İşte o gün ne insana, ne cinne günâhı sorulmayacak.
O gün ne insana ne de cinne suçu sorulmaz.
فَبِأَيِّ ءَالَآءِ رَبِّكُمَا تُكَذِّبَانِ ٤٠
Şimdi Rabbiniz’in hangi eltafına dersiniz yalan?
Şu halde Rabbınızın hangi nimetlerini yalan sayabilirsiniz. _
O hâlde, Rabbinizin hangi nimetlerini yalanlıyorsunuz?
Şimdi Rabbinizin hangi ni'metlerini yalan sayabilirsiniz?
Peki, Rabbinizin hangi nimetini yalanlıyorsunuz?
يُعۡرَفُ ٱلۡمُجۡرِمُونَ بِسِيمَٰهُمۡ فَيُؤۡخَذُ بِٱلنَّوَٰصِي وَٱلۡأَقۡدَامِ ٤١
Tanınır da mücrimler simalarından tutulur perçemlerile ayaklarından.
Suçlular simalarından tanınırlar da perçemlerinden ve ayaklarından tutulurlar.
Suçlular simalarından tanınır da, perçemlerinden ve ayaklarından yakalanırlar.
Günahkârlar sîmâlariyle tanılacak da perçemlerinden ve ayaklarından tutulacak.
Suçlular yüz ifadelerinden tanınarak perçemlerinden ve ayaklarından yakalanırlar.
فَبِأَيِّ ءَالَآءِ رَبِّكُمَا تُكَذِّبَانِ ٤٢
Şimdi Rabbiniz’in hangi eltafına dersiniz yalan?
Şu halde Rabbınızın hangi nimetlerini yalan sayabilirsiniz?
O hâlde, Rabbinizin hangi nimetlerini yalanlıyorsunuz?
Şimdi Rabbinizin hangi ni'metlerini yalan sayabilirsiniz?
Peki, Rabbinizin hangi nimetini yalanlıyorsunuz?
هَٰذِهِۦ جَهَنَّمُ ٱلَّتِي يُكَذِّبُ بِهَا ٱلۡمُجۡرِمُونَ ٤٣
İşte bu, mücrimlerin yalan dedikleri cehennem.
Suçluların yalanladıkları cehennem, işte budur.
İşte bu suçluların yalanladıkları cehennemdir.
İşte bu, o günahkârların yalan saydıkları cehennemdir.
İşte suçluların yalanladıkları cehennem budur.
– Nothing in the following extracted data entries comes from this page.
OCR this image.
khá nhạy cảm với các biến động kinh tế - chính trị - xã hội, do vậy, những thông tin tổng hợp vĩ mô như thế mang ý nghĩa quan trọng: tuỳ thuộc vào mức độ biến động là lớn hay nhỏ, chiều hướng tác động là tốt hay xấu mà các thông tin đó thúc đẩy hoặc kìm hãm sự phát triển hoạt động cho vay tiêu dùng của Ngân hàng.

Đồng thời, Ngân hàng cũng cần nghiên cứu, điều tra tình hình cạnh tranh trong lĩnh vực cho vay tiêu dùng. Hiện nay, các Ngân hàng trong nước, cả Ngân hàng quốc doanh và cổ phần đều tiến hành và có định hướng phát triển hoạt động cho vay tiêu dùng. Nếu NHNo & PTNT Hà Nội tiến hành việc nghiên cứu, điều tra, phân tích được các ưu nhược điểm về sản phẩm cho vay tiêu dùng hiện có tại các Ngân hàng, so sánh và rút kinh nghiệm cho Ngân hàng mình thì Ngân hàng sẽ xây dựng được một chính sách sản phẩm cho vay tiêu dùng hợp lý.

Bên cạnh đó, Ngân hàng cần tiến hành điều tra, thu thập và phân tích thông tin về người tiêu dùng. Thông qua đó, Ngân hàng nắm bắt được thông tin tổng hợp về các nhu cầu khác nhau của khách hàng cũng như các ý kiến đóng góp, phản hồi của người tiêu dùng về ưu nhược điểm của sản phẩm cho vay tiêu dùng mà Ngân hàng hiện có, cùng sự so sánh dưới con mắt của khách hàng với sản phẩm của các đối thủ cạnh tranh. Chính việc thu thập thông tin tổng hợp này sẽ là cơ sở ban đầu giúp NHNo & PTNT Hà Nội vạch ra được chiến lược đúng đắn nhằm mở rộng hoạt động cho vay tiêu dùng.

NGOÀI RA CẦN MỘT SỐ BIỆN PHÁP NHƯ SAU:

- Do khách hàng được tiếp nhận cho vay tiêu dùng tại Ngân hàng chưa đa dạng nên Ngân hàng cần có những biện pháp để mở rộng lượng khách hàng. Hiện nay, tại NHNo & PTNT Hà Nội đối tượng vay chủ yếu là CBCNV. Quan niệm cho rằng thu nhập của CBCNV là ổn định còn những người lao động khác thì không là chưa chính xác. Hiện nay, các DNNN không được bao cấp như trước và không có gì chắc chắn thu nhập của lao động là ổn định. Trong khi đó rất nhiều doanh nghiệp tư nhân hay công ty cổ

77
يَطُوفُونَ بَيۡنَهَا وَبَيۡنَ حَمِيمٍ ءَانٖ ٤٤
Olacaklar bununla bir kızgın hamîmin arasında pûyan.
Onlar bununla kaynar su arasında dolaşır dururlar.
Onlar, cehennem ateşi ile yüksek derecede kaynar su arasında gider gelirler.
Onlar bununla kaynar su arasında (bocalayıb) dolaşacaklar.
Cehennem ile kaynar su arasında mekik dokurlar.